CentOS 6.8下,建议按官网说明使用anaconda环境。关于cuda的安装和使用,按官网说明操作也很方便。官网http://pytorch.org/docsAPI的说明很详细,其上有很多具体的例子。
下面是几个自动求导的示例:
第一类:纯标量
import torch
from torch.autograd import Variable
x = Variable(torch.ones(1)*3, requires_grad=True)
y = Variable(torch.ones(1)*4, requires_grad=True)
z = x.pow(2)+3*y.pow(2) # z = x^2+3y^2, dz/dx=2x, dz/dy=6y
z.backward() #纯标量结果可不写占位变量
print x.grad # x = 3 时, dz/dx=2x=2*3=6
print y.grad # y = 4 时, dz/dy=6y=6*4=24
结果:
Variable containing:
6
[torch.FloatTensor of size 1]
Variable containing:
24
[torch.FloatTensor of size 1]
第二类:全 1 向量
x = Variable(torch.ones(2)*3, requires_grad=True)
y = Variable(torch.ones(2)*4, requires_grad=True)
z = x.pow(2)+3*y.pow(2)
z.backward(torch.ones(2))
print x.grad
print y.grad
结果:
Variable containing:
6
6
[torch.FloatTensor of size 2]
Variable containing:
24
24
[torch.FloatTensor of size 2]
第三类:异值向量
x = Variable(torch.Tensor([1,2,3]), requires_grad=True)
y = Variable(torch.Tensor([4,5,6]), requires_grad=True)
z = x.pow(2)+3*y.pow(2)
z.backward(torch.ones(3))
print x.grad
print y.grad
结果:
Variable containing:
2
4
6
[torch.FloatTensor of size 3]
Variable containing:
24
30
36
[torch.FloatTensor of size 3]
第四类:矩阵乘法
x = Variable(torch.Tensor([[1,2,3],[4,5,6]]), requires_grad=True)
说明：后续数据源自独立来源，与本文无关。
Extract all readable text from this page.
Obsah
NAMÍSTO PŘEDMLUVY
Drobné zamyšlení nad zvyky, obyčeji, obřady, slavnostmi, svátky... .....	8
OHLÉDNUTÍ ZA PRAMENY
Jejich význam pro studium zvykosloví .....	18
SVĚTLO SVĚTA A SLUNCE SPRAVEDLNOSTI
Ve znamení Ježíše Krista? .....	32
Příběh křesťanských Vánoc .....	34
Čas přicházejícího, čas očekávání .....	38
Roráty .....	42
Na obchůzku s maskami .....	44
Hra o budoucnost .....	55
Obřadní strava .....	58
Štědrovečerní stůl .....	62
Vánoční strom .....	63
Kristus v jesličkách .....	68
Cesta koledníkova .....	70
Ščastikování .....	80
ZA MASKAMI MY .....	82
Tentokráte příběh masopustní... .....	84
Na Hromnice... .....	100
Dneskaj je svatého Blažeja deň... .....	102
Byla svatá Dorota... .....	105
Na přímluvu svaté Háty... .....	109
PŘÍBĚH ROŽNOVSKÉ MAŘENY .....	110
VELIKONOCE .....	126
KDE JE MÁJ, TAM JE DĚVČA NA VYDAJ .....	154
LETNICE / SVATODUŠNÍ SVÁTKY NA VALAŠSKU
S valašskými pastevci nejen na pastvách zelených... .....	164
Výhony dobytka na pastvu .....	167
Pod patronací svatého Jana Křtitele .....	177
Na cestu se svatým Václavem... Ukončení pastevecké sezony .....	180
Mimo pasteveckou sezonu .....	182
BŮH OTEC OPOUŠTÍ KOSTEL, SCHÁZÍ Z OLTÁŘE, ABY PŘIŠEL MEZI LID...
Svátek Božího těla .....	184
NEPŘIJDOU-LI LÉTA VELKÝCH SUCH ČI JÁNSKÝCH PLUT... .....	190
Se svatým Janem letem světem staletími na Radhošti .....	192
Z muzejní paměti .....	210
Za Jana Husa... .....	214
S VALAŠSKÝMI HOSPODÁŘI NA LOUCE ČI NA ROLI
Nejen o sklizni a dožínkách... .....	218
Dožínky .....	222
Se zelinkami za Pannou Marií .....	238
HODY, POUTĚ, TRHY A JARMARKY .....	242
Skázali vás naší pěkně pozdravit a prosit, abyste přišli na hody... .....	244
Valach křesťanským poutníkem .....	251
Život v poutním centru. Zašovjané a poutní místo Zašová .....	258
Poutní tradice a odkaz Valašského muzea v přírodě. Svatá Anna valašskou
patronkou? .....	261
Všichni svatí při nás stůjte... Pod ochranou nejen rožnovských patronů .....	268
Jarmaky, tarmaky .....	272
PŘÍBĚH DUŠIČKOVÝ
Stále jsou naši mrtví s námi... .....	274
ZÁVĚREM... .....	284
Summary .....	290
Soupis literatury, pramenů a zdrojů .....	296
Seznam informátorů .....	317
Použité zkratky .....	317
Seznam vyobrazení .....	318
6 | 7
y = Variable(torch.Tensor([[1,2,3],[4,5,6]]), requires_grad=True)
z = x.mm(y.t())
z.backward(torch.ones(2,2))
print x.grad
print y.grad
结果:
Variable containing:
5 7 9
5 7 9
[torch.FloatTensor of size 2x3]
Variable containing:
5 7 9
5 7 9
[torch.FloatTensor of size 2x3]
x = Variable(torch.Tensor([[1,2,3],[4,5,6]]), requires_grad=True)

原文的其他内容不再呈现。